Hommage à Charles Melman

Hommages à Charles Melman

Guy Voisin : Chères et chers collègues, C’est avec une grande tristesse que j’ai appris hier soir le décès de Charles Melman. Il avait fondé, avec quelques autres collègues, l’association freudienne, qui devint internationale puis lacanienne. Il avait été à l’initiative de la création des écoles régionales et Elie Doumit avait fondé notre Ecole. Son engagement dans la Cité aura été indéfectible et c’est ce choix qui m’avait amené à suivre son enseignement. Hors les murs du divan, une psychanalyse pouvait rendre compte des maux de la civilisation. Lecteur infatigable  de Lacan, il nous apprenait à dénouer les fils énigmatiques que ce dernier avait tressé à notre usage. Il aura marqué notre Ecole d’un éclat de voix, pas tant incongru qu’actualisant nos dissensions. Il m’aura laissé, quant à moi, une marque irréfragable : qu’au delà de toutes les divisions possibles et imaginables, de celles que l’on peut rencontrer quotidiennement, une voie était possible, d’une discrète fraternité, psychanalytique. De celle que Lacan avait pu appeler de ses vœux. J’adresse à sa famille nos plus sincères condoléances. 

Annick Outers : Merci Guy pour cet hommage très personnel à Charles Melman dans lequel nous retrouvons ton propre engagement basé sur une « discrète fraternité » . Je me souviens quant à moi des allers-retours de Charles Melman sur Lille dans les années 90 …Il venait nous parler de la psychose puis de la névrose obsessionnelle ..de façons tellement claire et engagée que j’ai pu m’approprier la psychanalyse et adhérer à l’association Freudienne Internationale ..C’est là que pour moi commença le chemin de la psychanalyse. Il est resté ce désir engagé dans un travail exigeant porté par un sourire accueillant… Merci monsieur Melman .

Philippe Collinet : Après Sigmund Freud et Jacques Lacan, Charles Melman est de la lignée des médecins neuropsychiatres psychanalystes cliniciens qui considèrent la psychanalyse comme la sœur aînée de la médecine où l’on dépose les doléances du corps et de l’esprit réunis quand le lieu de l’Autre vient à manquer.
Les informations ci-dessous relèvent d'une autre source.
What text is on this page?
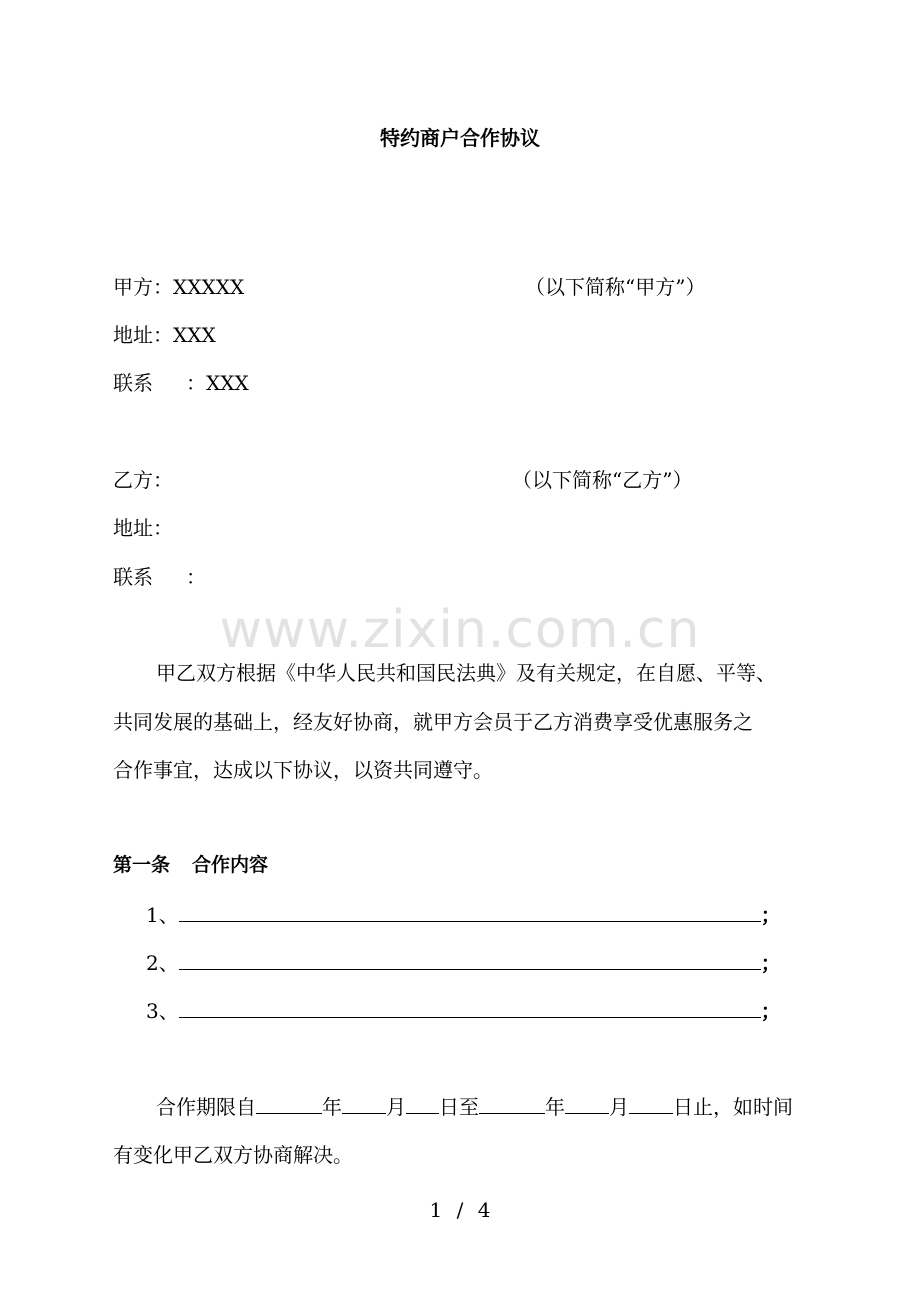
特约商户合作协议
甲方：XXXXX	（以下简称“甲方”）
地址：XXX
联系 ：XXX
乙方：	（以下简称“乙方”）
地址：
联系 ：
www.zixin.com.cn
甲乙双方根据《中华人民共和国民法典》及有关规定，在自愿、平等、
共同发展的基础上，经友好协商，就甲方会员于乙方消费享受优惠服务之
合作事宜，达成以下协议，以资共同遵守。
第一条 合作内容
1、	；
2、	；
3、	；
合作期限自	年 月 日至	年 月 日止，如时间
有变化甲乙双方协商解决。
1 / 4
Charles Melman faisait corps avec la médecine, la psychanalyse, sa pratique, son enseignement, son école, sa présence d’esprit y était incomparable. L’Homme sans gravité, sa nouvelle économie psychique, témoigne d’une lucidité pénétrante dans la description de l’homme postmoderne sans limites à la jouissance.  La dysphorie de genre nous alerte devant les dérives anthropologiques qui compromettent aujourd’hui les attributs du genre humain. Aux progressistes scientistes qui nous promettent un monde sans limites où tout est possible, il répète que la saturation des objets de la demande ne saurait combler le manque de l’objet du désir : « C’est une illusion de pouvoir espérer réaliser une jouissance qui serait un peu plus satisfaisante que celle que nous offre la différence des sexes et l’identité sexuelle toujours conflictuelle.»  L’une de ses dernières préoccupations était « Le symptôme de Lacan ?» Au cours de cet ultime séminaire, c’est le symptôme du psychanalyste qu’il interroge, le sien et le nôtre, nos inhibitions et nos angoisses face au réel de l’objet insaisissable. Il ne cède rien aux concepts de la psychanalyse ni au désir de l’analyste. Merci Charles Melman. Avec tous ceux qui l’ont aimé, suivi, croisé, accompagné, ou simplement écouté, je partage la peine.